Хелен молча наблюдала, как опадает рука ее неприятеля.
Он снова улыбнулся, но уже не так широко, и, неуверенно поддернув манжету пиджака, вернулся к работе.
Хелен подошла к столу библиотекаря, взяла огрызок карандаша и лист бумаги, на котором написала номер нужного ей документа. Затем протянула листок Патриции Старлинг-Хейт.
Та взглянула на номер.
– Документ сейчас в работе, – сообщила она Хелен.
Хелен почувствовала, как ее губы пересохли от такой новости.
Как, всего несколько часов работы в библиотеке – и Уилсон уже добрался до бумаг, на которые у нее с Аароном ушло две недели? Она и подумать не могла, что ее так быстро отодвинут в сторону.
Хелен помолчала, пока не убедилась, что может говорить спокойно:
– Тогда попрошу следующий документ из каталога.
– А почему бы вам не спросить его? – спросила Патриция, не двигаясь с места.
Хелен вздернула подбородок.

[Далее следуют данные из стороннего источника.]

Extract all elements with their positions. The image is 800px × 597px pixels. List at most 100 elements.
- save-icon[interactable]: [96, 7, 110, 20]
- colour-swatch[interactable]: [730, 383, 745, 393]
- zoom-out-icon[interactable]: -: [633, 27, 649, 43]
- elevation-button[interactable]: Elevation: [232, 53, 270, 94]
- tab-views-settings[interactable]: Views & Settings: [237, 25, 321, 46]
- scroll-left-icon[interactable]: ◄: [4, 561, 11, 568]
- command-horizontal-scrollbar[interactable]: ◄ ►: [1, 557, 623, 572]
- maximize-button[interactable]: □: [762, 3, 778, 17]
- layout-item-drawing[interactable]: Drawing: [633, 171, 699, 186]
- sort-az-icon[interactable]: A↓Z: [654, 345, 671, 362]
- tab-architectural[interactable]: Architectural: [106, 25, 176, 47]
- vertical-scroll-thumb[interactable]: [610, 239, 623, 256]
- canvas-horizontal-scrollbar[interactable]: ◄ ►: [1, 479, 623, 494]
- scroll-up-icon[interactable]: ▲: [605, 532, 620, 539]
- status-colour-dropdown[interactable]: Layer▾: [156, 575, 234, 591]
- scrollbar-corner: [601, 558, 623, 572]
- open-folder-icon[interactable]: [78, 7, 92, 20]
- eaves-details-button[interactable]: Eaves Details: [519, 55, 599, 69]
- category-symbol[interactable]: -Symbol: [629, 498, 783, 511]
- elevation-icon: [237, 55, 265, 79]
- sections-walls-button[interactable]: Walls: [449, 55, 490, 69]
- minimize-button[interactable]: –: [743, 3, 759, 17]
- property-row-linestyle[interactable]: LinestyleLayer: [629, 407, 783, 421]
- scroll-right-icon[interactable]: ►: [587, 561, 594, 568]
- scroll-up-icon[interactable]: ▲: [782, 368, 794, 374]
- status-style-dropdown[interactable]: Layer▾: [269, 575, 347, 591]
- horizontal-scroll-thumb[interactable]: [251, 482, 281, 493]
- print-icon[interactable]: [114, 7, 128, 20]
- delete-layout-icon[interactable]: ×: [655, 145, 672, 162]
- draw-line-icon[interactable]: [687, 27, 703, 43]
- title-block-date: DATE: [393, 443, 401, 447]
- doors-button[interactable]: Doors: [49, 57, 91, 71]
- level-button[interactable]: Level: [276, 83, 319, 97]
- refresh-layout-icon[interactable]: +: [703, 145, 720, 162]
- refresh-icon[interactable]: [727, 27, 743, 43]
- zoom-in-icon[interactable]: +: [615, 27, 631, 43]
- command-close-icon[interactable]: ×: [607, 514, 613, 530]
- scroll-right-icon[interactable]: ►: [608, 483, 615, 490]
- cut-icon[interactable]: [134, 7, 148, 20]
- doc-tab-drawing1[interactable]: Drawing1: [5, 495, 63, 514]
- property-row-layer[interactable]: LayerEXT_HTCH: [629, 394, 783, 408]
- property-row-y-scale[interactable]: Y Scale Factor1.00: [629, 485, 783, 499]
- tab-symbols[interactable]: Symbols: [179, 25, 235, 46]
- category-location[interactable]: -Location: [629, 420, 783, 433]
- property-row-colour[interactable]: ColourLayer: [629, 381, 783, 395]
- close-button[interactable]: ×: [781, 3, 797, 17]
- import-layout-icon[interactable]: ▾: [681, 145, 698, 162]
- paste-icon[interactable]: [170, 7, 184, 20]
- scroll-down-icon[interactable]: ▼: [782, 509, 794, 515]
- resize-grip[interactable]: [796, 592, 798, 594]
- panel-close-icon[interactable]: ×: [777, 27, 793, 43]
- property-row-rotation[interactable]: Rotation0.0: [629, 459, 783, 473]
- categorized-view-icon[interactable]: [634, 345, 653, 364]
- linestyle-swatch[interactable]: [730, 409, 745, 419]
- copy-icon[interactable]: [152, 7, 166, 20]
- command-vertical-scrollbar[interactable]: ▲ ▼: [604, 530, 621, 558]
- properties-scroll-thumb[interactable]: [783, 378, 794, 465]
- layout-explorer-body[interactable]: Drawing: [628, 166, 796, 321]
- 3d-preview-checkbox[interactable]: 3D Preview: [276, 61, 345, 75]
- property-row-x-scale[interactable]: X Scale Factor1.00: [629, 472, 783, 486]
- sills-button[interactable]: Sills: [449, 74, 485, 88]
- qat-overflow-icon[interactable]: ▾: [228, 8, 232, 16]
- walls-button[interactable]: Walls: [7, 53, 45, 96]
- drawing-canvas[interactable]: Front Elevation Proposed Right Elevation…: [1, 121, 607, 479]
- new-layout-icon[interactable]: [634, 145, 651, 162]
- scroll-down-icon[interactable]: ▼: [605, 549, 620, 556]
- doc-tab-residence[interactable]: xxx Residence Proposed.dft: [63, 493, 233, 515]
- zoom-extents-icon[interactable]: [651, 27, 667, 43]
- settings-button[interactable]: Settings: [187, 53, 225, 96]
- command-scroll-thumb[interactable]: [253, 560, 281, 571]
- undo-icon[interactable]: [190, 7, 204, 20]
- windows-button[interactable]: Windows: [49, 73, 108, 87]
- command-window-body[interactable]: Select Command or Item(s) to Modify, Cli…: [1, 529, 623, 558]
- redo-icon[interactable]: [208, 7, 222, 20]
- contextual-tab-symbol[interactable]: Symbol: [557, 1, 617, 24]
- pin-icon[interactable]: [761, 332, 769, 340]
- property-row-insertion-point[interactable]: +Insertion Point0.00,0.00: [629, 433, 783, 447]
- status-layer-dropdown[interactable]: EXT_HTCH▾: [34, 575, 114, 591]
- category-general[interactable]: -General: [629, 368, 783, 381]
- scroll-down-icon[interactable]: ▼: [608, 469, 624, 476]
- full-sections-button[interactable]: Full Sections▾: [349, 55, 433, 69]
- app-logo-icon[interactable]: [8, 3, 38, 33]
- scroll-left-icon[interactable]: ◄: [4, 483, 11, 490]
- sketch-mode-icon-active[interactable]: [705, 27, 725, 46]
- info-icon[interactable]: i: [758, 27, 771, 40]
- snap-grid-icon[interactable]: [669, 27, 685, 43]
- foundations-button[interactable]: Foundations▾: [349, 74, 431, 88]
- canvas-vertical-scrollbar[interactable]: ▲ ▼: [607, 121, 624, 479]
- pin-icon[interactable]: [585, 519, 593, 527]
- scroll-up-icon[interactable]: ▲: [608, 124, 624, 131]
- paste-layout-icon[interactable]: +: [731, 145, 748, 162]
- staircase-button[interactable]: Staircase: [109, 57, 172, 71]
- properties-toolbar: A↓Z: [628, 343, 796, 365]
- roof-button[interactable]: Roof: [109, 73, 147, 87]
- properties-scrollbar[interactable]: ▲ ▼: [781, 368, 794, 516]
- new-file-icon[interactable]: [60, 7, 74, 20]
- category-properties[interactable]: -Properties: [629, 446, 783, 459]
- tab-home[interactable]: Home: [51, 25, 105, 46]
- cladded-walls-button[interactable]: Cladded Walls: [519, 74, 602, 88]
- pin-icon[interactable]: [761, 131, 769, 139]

Какой смысл был в ее строгом воспитании, если она не могла проявить властное достоинство, когда этого требовала ситуация?
– Он, – сказала Хелен, – не помощник мне в этом деле.
Губы Патриции сжались в куриную гузку. Она посмотрела на Хелен поверх очков, а та попыталась припомнить, когда последний раз ей кто-нибудь осмеливался смеяться в лицо.
– А у меня сложилось впечатление, что он был вашим единственным помощником и союзником. Честно говоря, приятно было смотреть, как вы работаете.
Хелен через стол посмотрела Патриции в лицо. Двадцать лет она смотрела в это круглое непроницаемое лицо, и только теперь до нее дошла ужасная мысль, что Патриция припоминает ей прошлое.
– Профессор Мартин, – внушительно произнесла Хелен, – принял решение касательно доступа к документам. Я работаю с ними одна.
– Жаль, – сказала Патриция.
Однако на лице ее не было ни тени жалости. Хелен узнала в ней себя – женщину, которая в равной степени холодна как к другим, так и к себе. Вместо жалости было нечто другое: неподдельный интерес. Что давало, хоть и слабую, возможность установления товарищеских отношений. Хелен впервые пришло в голову, что Патриция ей почти ровесница и что на ее рабочем столе нет фотографий детей и внуков.